Mile Marker One: First crowdsourced journalism story published online at Wired.com

Randy Burge's picture

A fast month and a half has blown by in Assignment Zero time since the first mention about the AZ experiment hit Wired.com.

Started with little more than a big idea and commitment from a core group of visionaries at Wired magazine/online plus the NYU journalism crew (I am not real sure about who came to whom first), the leadership team put out a call on Wired to attract the curious professional or amateur journalist to participate. I was one of the people who responded.

The effort was self-organizing internally as well as externally, and confusing to behold at the beginning.

However, in the few short weeks since raw start-up, an amazing progression of events have happened, leading to the first crowdsourced story on Citizendium published on Wired.com.

I am struck by the meaning and ownership that a random virtualized crowdsourced group can take on so quickly and do so well, all things considered. Something tangible has happened.

Hats off to Michael Ho, primary writer on the Citizendium story, and to the other people on the crowdsourced crew. The editorial staff, Lauren Sandler, Jeff Abell, and David Cohn kept the enthusiasm and effort up, on track, and going forward. (I did have a dream one night during the process about how the editors were herding cats)

It is fun with much more to come. Confusion still remains but in a friendly, roll-up-your-sleeves way.


Surfing the crowdsource: Crowdsourcing covered in Albuquerque Tribune

Randy Burge's picture

Outsourcing, telecommuting, offshoring, and opensourcing are cousins to the crowdsourcing phenomenon – a major trend in emergent internet-enabled impacts to revolutionize the workforce. The pace of crowdsourcing activities and applications for non-profit or for-profit purposes is creatively diverse and robust, or in another word, breathless.

Assignment Zero crowdsources crowdsourcing journalism, a double entendre of sorts. AZ also provides motivation to explore and research the many facets of this quickly changing landscape.

Participating in this frothy crowdsourcing surf reminds me of the first time I stood up on a surf board and experienced, fleetingly, the raw power of an ocean wave. I realized that fluid ocean motion solidifies into a surface capable easily supporting me and propelling me forward – and off the board altogether soon enough.

Swimming in the crowdsourcing sea is daunting if not drowning in its fluidity. The best way, keeping with this analogy, to comprehend the force of the crowdsourcing movement, for me, has been getting on an Assignment Zero surfboard and catching a wave or two.

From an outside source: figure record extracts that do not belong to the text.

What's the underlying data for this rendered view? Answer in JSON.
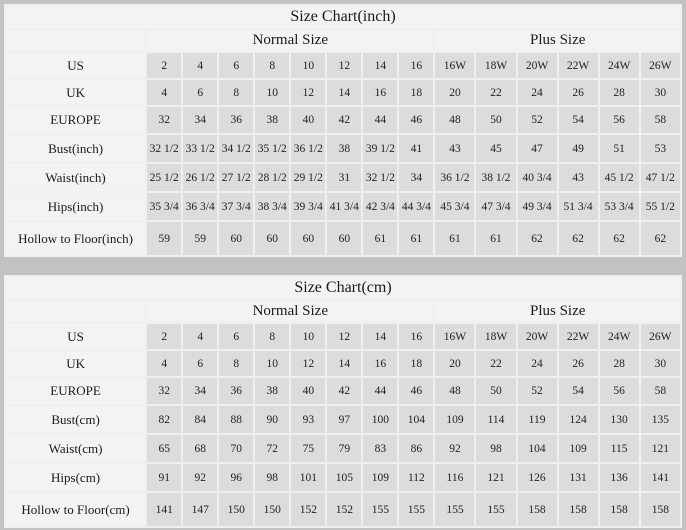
{
  "colors": {
    "page_background": "#c2c2c2",
    "data_cell_background": "#dcdcdc",
    "label_cell_background": "#f3f3f3",
    "grid_line": "#efefef",
    "text": "#1a1a1a"
  },
  "chart_data": [
    {
      "type": "table",
      "title": "Size Chart(inch)",
      "column_groups": [
        {
          "label": "",
          "span": 1
        },
        {
          "label": "Normal Size",
          "span": 8
        },
        {
          "label": "Plus Size",
          "span": 6
        }
      ],
      "rows": [
        {
          "label": "US",
          "values": [
            "2",
            "4",
            "6",
            "8",
            "10",
            "12",
            "14",
            "16",
            "16W",
            "18W",
            "20W",
            "22W",
            "24W",
            "26W"
          ]
        },
        {
          "label": "UK",
          "values": [
            "4",
            "6",
            "8",
            "10",
            "12",
            "14",
            "16",
            "18",
            "20",
            "22",
            "24",
            "26",
            "28",
            "30"
          ]
        },
        {
          "label": "EUROPE",
          "values": [
            "32",
            "34",
            "36",
            "38",
            "40",
            "42",
            "44",
            "46",
            "48",
            "50",
            "52",
            "54",
            "56",
            "58"
          ]
        },
        {
          "label": "Bust(inch)",
          "values": [
            "32 1/2",
            "33 1/2",
            "34 1/2",
            "35 1/2",
            "36 1/2",
            "38",
            "39 1/2",
            "41",
            "43",
            "45",
            "47",
            "49",
            "51",
            "53"
          ]
        },
        {
          "label": "Waist(inch)",
          "values": [
            "25 1/2",
            "26 1/2",
            "27 1/2",
            "28 1/2",
            "29 1/2",
            "31",
            "32 1/2",
            "34",
            "36 1/2",
            "38 1/2",
            "40 3/4",
            "43",
            "45 1/2",
            "47 1/2"
          ]
        },
        {
          "label": "Hips(inch)",
          "values": [
            "35 3/4",
            "36 3/4",
            "37 3/4",
            "38 3/4",
            "39 3/4",
            "41 3/4",
            "42 3/4",
            "44 3/4",
            "45 3/4",
            "47 3/4",
            "49 3/4",
            "51 3/4",
            "53 3/4",
            "55 1/2"
          ]
        },
        {
          "label": "Hollow to Floor(inch)",
          "values": [
            "59",
            "59",
            "60",
            "60",
            "60",
            "60",
            "61",
            "61",
            "61",
            "61",
            "62",
            "62",
            "62",
            "62"
          ]
        }
      ]
    },
    {
      "type": "table",
      "title": "Size Chart(cm)",
      "column_groups": [
        {
          "label": "",
          "span": 1
        },
        {
          "label": "Normal Size",
          "span": 8
        },
        {
          "label": "Plus Size",
          "span": 6
        }
      ],
      "rows": [
        {
          "label": "US",
          "values": [
            "2",
            "4",
            "6",
            "8",
            "10",
            "12",
            "14",
            "16",
            "16W",
            "18W",
            "20W",
            "22W",
            "24W",
            "26W"
          ]
        },
        {
          "label": "UK",
          "values": [
            "4",
            "6",
            "8",
            "10",
            "12",
            "14",
            "16",
            "18",
            "20",
            "22",
            "24",
            "26",
            "28",
            "30"
          ]
        },
        {
          "label": "EUROPE",
          "values": [
            "32",
            "34",
            "36",
            "38",
            "40",
            "42",
            "44",
            "46",
            "48",
            "50",
            "52",
            "54",
            "56",
            "58"
          ]
        },
        {
          "label": "Bust(cm)",
          "values": [
            "82",
            "84",
            "88",
            "90",
            "93",
            "97",
            "100",
            "104",
            "109",
            "114",
            "119",
            "124",
            "130",
            "135"
          ]
        },
        {
          "label": "Waist(cm)",
          "values": [
            "65",
            "68",
            "70",
            "72",
            "75",
            "79",
            "83",
            "86",
            "92",
            "98",
            "104",
            "109",
            "115",
            "121"
          ]
        },
        {
          "label": "Hips(cm)",
          "values": [
            "91",
            "92",
            "96",
            "98",
            "101",
            "105",
            "109",
            "112",
            "116",
            "121",
            "126",
            "131",
            "136",
            "141"
          ]
        },
        {
          "label": "Hollow to Floor(cm)",
          "values": [
            "141",
            "147",
            "150",
            "150",
            "152",
            "152",
            "155",
            "155",
            "155",
            "155",
            "158",
            "158",
            "158",
            "158"
          ]
        }
      ]
    }
  ]
}
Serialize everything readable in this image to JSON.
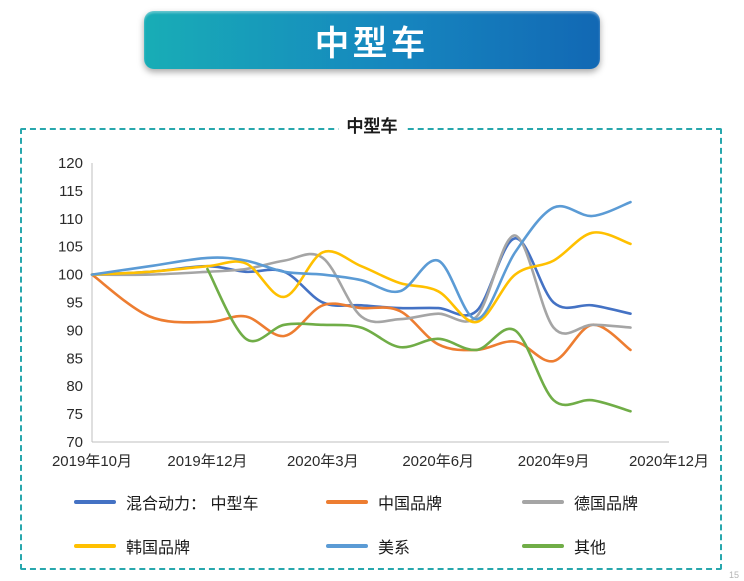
{
  "banner": {
    "title": "中型车"
  },
  "page_number": "15",
  "chart_data": {
    "type": "line",
    "title": "中型车",
    "xlabel": "",
    "ylabel": "",
    "ylim": [
      70,
      120
    ],
    "ytick_step": 5,
    "grid": false,
    "legend_position": "bottom",
    "x_axis_labels": [
      "2019年10月",
      "2019年12月",
      "2020年3月",
      "2020年6月",
      "2020年9月",
      "2020年12月"
    ],
    "x_label_month_index": [
      0,
      2,
      5,
      8,
      11,
      14
    ],
    "x_months": [
      "2019-10",
      "2019-11",
      "2019-12",
      "2020-01",
      "2020-02",
      "2020-03",
      "2020-04",
      "2020-05",
      "2020-06",
      "2020-07",
      "2020-08",
      "2020-09",
      "2020-10",
      "2020-11"
    ],
    "axis_color": "#bfbfbf",
    "series": [
      {
        "name": "混合动力： 中型车",
        "color": "#4472C4",
        "values": [
          100,
          100.5,
          101.5,
          100.5,
          100.5,
          95,
          94.5,
          94,
          94,
          93.5,
          106.5,
          95,
          94.5,
          93
        ]
      },
      {
        "name": "中国品牌",
        "color": "#ED7D31",
        "values": [
          100,
          92.5,
          91.5,
          92.5,
          89,
          94.5,
          94,
          93.5,
          87.5,
          86.5,
          88,
          84.5,
          91,
          86.5
        ]
      },
      {
        "name": "德国品牌",
        "color": "#A5A5A5",
        "values": [
          100,
          100,
          100.5,
          101,
          102.5,
          103,
          92.5,
          92,
          93,
          92.5,
          107,
          90.5,
          91,
          90.5
        ]
      },
      {
        "name": "韩国品牌",
        "color": "#FFC000",
        "values": [
          100,
          100.5,
          101.5,
          102,
          96,
          104,
          101.5,
          98.5,
          97,
          91.5,
          100,
          102.5,
          107.5,
          105.5
        ]
      },
      {
        "name": "美系",
        "color": "#5B9BD5",
        "values": [
          100,
          101.5,
          103,
          102.5,
          100.5,
          100,
          99,
          97,
          102.5,
          92,
          104,
          112,
          110.5,
          113
        ]
      },
      {
        "name": "其他",
        "color": "#70AD47",
        "values": [
          null,
          null,
          101,
          88.5,
          91,
          91,
          90.5,
          87,
          88.5,
          86.5,
          90,
          77.5,
          77.5,
          75.5
        ]
      }
    ]
  }
}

The adage, "If you want to teach, learn. If you want to learn, teach (or write in this case)" is appropriate.

My recent Burge Eye View column published in the Albuquerque Tribune reflects my first attempt in a traditional media way to describe surfing the many powerful crowdsourcing stories to the general masses.

InnoCentive is a shining example of the valuable crowdsourced business application making everyone on the planet capable of being an inventor if not an innovator – and getting paid for it. As a bonus, in my research on InnoCentive for the column I learned that InnoCentive was borne of an idea coming to Alpheus Bingham and Aaron Schacht from a public lecture at the Santa Fe Institute in New Mexico, my home base. InnoCentive was formed in 2001 and has matured into a very worthy venture, impactful far beyond a mere research and development lab or company.

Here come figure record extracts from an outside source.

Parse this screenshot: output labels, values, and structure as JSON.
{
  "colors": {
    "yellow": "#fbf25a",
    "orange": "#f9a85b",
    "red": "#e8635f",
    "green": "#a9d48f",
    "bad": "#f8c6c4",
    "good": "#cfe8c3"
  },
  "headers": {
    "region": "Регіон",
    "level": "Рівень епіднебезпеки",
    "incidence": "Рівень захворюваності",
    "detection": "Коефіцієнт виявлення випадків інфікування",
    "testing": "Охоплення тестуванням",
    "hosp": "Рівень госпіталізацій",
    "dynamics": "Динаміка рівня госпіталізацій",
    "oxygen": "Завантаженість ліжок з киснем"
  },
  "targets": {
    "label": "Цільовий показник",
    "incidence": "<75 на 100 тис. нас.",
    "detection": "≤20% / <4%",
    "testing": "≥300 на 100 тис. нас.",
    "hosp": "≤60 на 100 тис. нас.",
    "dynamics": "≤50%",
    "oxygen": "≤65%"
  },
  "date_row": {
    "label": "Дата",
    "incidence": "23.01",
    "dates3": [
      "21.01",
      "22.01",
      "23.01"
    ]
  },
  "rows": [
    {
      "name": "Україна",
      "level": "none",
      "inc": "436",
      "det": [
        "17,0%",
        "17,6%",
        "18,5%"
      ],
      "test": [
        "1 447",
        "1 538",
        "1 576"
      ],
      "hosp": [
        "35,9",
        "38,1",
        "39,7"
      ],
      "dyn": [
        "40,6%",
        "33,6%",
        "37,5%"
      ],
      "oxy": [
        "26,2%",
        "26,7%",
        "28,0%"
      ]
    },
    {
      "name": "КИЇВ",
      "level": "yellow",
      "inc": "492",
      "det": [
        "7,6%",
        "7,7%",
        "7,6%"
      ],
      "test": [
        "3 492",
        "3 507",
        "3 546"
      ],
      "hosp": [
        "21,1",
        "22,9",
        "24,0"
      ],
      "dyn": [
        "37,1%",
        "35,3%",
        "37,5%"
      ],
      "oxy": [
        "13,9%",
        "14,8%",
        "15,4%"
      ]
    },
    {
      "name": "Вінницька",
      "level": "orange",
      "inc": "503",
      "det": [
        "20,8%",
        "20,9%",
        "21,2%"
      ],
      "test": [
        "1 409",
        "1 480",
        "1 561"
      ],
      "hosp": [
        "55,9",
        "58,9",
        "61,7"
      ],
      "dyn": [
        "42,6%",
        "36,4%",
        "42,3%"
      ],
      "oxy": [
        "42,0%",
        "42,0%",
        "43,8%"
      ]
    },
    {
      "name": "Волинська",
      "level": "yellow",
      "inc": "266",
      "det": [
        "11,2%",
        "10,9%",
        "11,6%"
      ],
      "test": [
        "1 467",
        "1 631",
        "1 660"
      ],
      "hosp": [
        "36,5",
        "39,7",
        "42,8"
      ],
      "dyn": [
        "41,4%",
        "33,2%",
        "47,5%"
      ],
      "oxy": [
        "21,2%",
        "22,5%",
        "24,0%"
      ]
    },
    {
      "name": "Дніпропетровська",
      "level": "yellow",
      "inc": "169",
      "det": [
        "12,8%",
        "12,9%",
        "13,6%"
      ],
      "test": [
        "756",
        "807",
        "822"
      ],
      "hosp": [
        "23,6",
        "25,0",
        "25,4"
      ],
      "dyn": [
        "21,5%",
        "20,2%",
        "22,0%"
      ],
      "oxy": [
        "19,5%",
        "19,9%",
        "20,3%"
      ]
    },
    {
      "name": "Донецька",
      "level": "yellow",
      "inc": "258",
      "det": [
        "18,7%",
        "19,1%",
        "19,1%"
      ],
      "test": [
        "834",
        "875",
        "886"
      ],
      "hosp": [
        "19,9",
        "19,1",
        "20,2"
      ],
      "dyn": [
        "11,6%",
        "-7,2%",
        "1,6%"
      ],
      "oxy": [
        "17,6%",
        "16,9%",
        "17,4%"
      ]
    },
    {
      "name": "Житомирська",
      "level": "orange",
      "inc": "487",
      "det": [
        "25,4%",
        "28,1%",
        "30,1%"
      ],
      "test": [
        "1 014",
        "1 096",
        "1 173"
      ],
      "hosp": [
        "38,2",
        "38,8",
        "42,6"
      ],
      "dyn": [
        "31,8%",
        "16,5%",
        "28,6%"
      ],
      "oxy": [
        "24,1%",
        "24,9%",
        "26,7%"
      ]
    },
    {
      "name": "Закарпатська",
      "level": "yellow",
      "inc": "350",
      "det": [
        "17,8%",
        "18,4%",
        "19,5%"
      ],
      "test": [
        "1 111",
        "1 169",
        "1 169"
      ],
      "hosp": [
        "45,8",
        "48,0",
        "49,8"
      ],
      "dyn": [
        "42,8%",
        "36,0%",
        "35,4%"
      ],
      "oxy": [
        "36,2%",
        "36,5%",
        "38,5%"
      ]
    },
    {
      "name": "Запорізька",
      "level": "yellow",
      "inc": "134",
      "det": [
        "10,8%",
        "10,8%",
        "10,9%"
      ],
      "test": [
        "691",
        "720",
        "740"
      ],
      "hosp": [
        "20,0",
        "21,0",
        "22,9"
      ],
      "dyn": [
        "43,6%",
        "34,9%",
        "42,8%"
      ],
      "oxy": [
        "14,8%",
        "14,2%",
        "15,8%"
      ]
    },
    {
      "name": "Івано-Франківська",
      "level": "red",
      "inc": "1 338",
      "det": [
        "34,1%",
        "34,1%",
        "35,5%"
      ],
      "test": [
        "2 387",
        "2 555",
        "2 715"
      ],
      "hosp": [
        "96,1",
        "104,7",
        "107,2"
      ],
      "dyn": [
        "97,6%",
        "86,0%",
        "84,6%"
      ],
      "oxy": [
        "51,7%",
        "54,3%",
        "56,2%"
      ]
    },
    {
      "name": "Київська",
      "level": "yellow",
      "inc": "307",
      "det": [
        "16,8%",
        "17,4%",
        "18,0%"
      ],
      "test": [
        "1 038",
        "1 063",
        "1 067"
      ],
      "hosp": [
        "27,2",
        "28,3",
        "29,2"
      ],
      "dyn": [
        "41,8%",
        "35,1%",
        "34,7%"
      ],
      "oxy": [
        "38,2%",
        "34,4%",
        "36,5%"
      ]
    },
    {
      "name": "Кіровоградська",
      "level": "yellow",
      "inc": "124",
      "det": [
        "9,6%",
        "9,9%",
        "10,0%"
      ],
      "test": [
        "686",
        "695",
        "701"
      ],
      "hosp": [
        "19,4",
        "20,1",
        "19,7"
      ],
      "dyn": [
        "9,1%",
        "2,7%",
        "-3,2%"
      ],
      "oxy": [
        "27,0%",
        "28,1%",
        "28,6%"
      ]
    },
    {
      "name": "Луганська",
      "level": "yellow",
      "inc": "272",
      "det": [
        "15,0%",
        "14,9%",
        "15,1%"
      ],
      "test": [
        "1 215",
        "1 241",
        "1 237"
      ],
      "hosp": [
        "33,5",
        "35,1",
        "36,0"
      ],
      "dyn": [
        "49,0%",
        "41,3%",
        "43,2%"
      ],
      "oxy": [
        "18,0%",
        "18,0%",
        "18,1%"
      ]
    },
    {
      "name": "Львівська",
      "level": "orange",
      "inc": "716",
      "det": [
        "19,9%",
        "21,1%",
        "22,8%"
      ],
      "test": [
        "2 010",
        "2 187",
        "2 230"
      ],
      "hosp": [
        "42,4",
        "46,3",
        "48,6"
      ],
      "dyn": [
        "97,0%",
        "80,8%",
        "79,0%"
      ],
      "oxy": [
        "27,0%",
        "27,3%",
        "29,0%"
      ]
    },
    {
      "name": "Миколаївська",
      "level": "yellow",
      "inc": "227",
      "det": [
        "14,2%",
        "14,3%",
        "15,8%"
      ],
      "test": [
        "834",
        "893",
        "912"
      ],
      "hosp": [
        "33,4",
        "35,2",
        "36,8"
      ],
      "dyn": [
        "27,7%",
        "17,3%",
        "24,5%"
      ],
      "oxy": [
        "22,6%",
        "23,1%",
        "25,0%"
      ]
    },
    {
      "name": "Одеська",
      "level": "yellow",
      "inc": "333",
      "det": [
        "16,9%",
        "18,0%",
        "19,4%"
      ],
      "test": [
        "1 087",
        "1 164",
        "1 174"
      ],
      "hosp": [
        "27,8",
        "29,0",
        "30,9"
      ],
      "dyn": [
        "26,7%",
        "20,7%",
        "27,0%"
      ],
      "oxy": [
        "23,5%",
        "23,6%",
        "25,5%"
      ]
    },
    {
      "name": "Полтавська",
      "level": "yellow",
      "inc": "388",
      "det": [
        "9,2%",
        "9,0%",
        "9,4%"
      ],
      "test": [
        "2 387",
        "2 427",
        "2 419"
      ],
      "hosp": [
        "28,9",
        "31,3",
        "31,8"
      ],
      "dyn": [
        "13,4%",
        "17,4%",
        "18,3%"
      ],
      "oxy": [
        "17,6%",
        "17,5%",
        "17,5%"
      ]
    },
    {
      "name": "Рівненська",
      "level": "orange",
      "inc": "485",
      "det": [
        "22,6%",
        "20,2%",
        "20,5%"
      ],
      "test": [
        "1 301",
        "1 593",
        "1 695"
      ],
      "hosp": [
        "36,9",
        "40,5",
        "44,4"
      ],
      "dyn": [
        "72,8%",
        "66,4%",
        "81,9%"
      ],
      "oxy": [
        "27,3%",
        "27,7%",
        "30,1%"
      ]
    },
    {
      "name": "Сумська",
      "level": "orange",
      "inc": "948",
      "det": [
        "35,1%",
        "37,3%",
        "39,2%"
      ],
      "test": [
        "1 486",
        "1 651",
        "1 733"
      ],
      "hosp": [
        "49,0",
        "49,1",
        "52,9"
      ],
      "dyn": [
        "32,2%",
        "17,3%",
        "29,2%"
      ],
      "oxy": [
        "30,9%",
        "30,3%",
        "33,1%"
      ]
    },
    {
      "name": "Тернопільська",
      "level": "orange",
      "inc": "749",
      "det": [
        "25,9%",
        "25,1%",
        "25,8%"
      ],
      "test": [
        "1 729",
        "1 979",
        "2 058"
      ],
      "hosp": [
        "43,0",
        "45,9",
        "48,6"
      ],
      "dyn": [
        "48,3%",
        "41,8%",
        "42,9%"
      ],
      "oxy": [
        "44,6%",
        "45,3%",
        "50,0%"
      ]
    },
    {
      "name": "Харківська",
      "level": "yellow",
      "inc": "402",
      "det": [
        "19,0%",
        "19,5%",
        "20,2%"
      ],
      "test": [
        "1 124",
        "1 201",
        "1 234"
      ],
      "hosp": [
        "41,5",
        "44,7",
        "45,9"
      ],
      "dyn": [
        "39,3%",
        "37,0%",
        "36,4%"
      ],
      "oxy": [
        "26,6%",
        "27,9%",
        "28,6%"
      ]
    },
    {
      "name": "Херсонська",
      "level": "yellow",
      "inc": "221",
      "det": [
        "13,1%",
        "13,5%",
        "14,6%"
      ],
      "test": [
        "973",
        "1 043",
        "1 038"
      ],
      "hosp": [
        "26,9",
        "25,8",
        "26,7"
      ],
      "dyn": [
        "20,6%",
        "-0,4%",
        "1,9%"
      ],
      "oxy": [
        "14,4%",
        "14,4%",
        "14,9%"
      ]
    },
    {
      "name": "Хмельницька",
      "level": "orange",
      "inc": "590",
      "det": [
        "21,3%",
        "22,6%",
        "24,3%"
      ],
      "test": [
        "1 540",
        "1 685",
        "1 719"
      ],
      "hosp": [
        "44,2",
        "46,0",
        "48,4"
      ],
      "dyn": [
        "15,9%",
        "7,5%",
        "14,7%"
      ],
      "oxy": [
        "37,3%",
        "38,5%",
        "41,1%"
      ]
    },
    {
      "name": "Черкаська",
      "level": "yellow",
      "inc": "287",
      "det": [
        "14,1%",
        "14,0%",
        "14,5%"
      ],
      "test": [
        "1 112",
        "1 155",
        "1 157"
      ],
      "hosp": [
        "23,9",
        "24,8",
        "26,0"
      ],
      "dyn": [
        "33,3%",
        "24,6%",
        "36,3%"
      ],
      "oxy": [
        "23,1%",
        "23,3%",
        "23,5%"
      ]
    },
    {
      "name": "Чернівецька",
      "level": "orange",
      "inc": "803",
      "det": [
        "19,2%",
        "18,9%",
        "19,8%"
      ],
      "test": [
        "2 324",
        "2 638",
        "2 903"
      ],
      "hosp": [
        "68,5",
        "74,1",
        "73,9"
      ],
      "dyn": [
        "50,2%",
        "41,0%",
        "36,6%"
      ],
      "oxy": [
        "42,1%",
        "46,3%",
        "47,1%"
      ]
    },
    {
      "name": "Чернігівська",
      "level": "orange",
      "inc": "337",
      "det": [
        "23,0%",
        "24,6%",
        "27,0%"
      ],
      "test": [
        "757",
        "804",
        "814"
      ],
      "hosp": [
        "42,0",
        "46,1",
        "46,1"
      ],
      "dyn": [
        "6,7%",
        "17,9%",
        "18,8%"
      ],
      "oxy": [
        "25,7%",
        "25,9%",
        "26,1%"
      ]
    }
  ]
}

Much is owed to Jeff Howe for coining the term and congealing the awareness of "crowdsourcing," based on his observations writing The Rise of Crowdsourcing for Wired.

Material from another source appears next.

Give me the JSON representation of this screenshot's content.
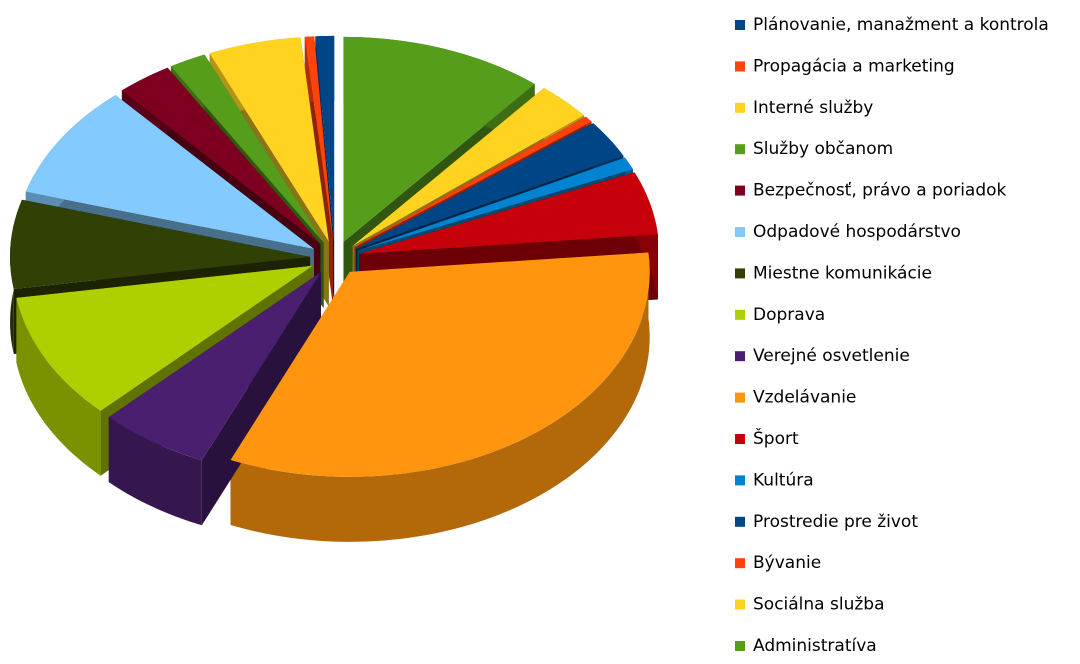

Of particular note for people trying to grasp or quantify the crowdsourcing reality (myself included), I recommend the sidebar to Howe's article Five Rules of the New Labor Pool (titles excerpted):

1. The crowd is dispersed
2. The crowd has a short attention span
3. The crowd is full of specialists
4. The crowd produces mostly crap
5. The crowd finds the best stuff

Wikinomics, by Don Tapscott and Anthony Williams is an excellent crowdsourcing surfers guide discussing the variety of crowdsourcing solutions applied in a wide mix of purposes.